To solve the problem, she took a water bottle and marked it into acceptable amounts, based on the physician’s maximum individual intake. She then used the physician’s total daily maximum to determine the number of bottles her husband could consume each day. She now had an effective strategy to limit his intake rather than relying on confrontations over his drinking.

What to do: Choosing the most effective strategy is often more complicated than the above example. In caregiving, we often have to find our way through less than successful actions. Don’t be afraid to deviate from your plan if it isn’t working.


“Winning,” is often thought of as the ultimate goal of conflict, whether that conflict involves a friendly game of ping-pong or the selection of a president. Some people even maintain that without conflict, life would be dull. While some people may structure their lives based on the importance of “coming out on top,” it’s a disastrous principle for many caregivers.

There was a time in American politics when compromise and civility were thought to be appropriate goals. Now, both are considered by many as a desertion of principles. That general belief has infected many aspects of non-political relationships, including caregiving.
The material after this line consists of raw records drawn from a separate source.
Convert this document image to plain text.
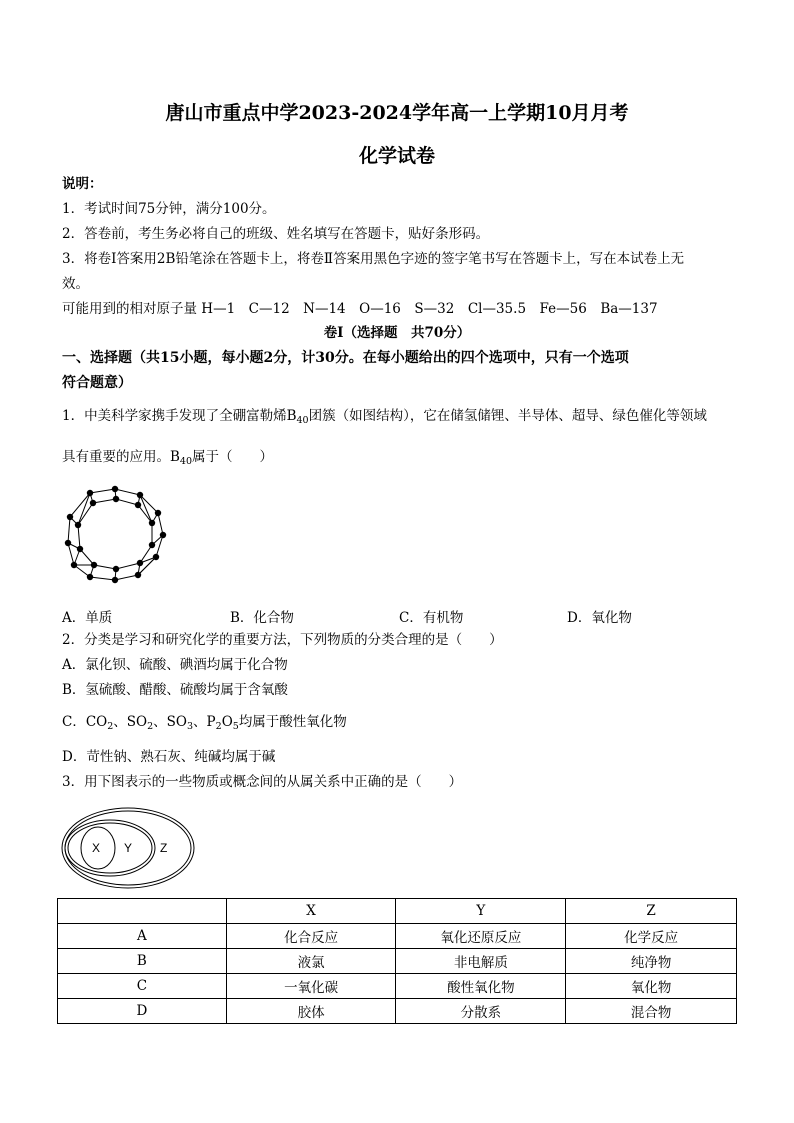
唐山市重点中学2023-2024学年高一上学期10月月考
化学试卷
说明：
1．考试时间75分钟，满分100分。
2．答卷前，考生务必将自己的班级、姓名填写在答题卡，贴好条形码。
3．将卷Ⅰ答案用2B铅笔涂在答题卡上，将卷Ⅱ答案用黑色字迹的签字笔书写在答题卡上，写在本试卷上无
效。
可能用到的相对原子量 H—1　C—12　N—14　O—16　S—32　Cl—35.5　Fe—56　Ba—137
卷Ⅰ（选择题　共70分）
一、选择题（共15小题，每小题2分，计30分。在每小题给出的四个选项中，只有一个选项
符合题意）
1．中美科学家携手发现了全硼富勒烯$B_{40}$团簇（如图结构），它在储氢储锂、半导体、超导、绿色催化等领域
具有重要的应用。$B_{40}$属于（　　）
A．单质	B．化合物	C．有机物	D．氧化物
2．分类是学习和研究化学的重要方法，下列物质的分类合理的是（　　）
A．氯化钡、硫酸、碘酒均属于化合物
B．氢硫酸、醋酸、硫酸均属于含氧酸
C．$CO_2$、$SO_2$、$SO_3$、$P_2O_5$均属于酸性氧化物
D．苛性钠、熟石灰、纯碱均属于碱
3．用下图表示的一些物质或概念间的从属关系中正确的是（　　）
X Y Z
	X	Y	Z
A	化合反应	氧化还原反应	化学反应
B	液氯	非电解质	纯净物
C	一氧化碳	酸性氧化物	氧化物
D	胶体	分散系	混合物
The adherence of absolutist positions in caregiving is more likely to result in suffering rather than mutual comfort. So the next time you are about to enter a conflict, ask yourself: 1) what is the goal of my caregiving? 2) What will my actions emotionally cost me and the person for whom I'm caring? 3) What is the best strategy to use to accomplish my goal?

Successful caregiving is based more on the “grays of life” rather than absolute “whites” or “blacks.” By using these three steps before deciding on a confrontation, you’ll find that many of the unskillful behaviors that result from conflicts can be mitigated.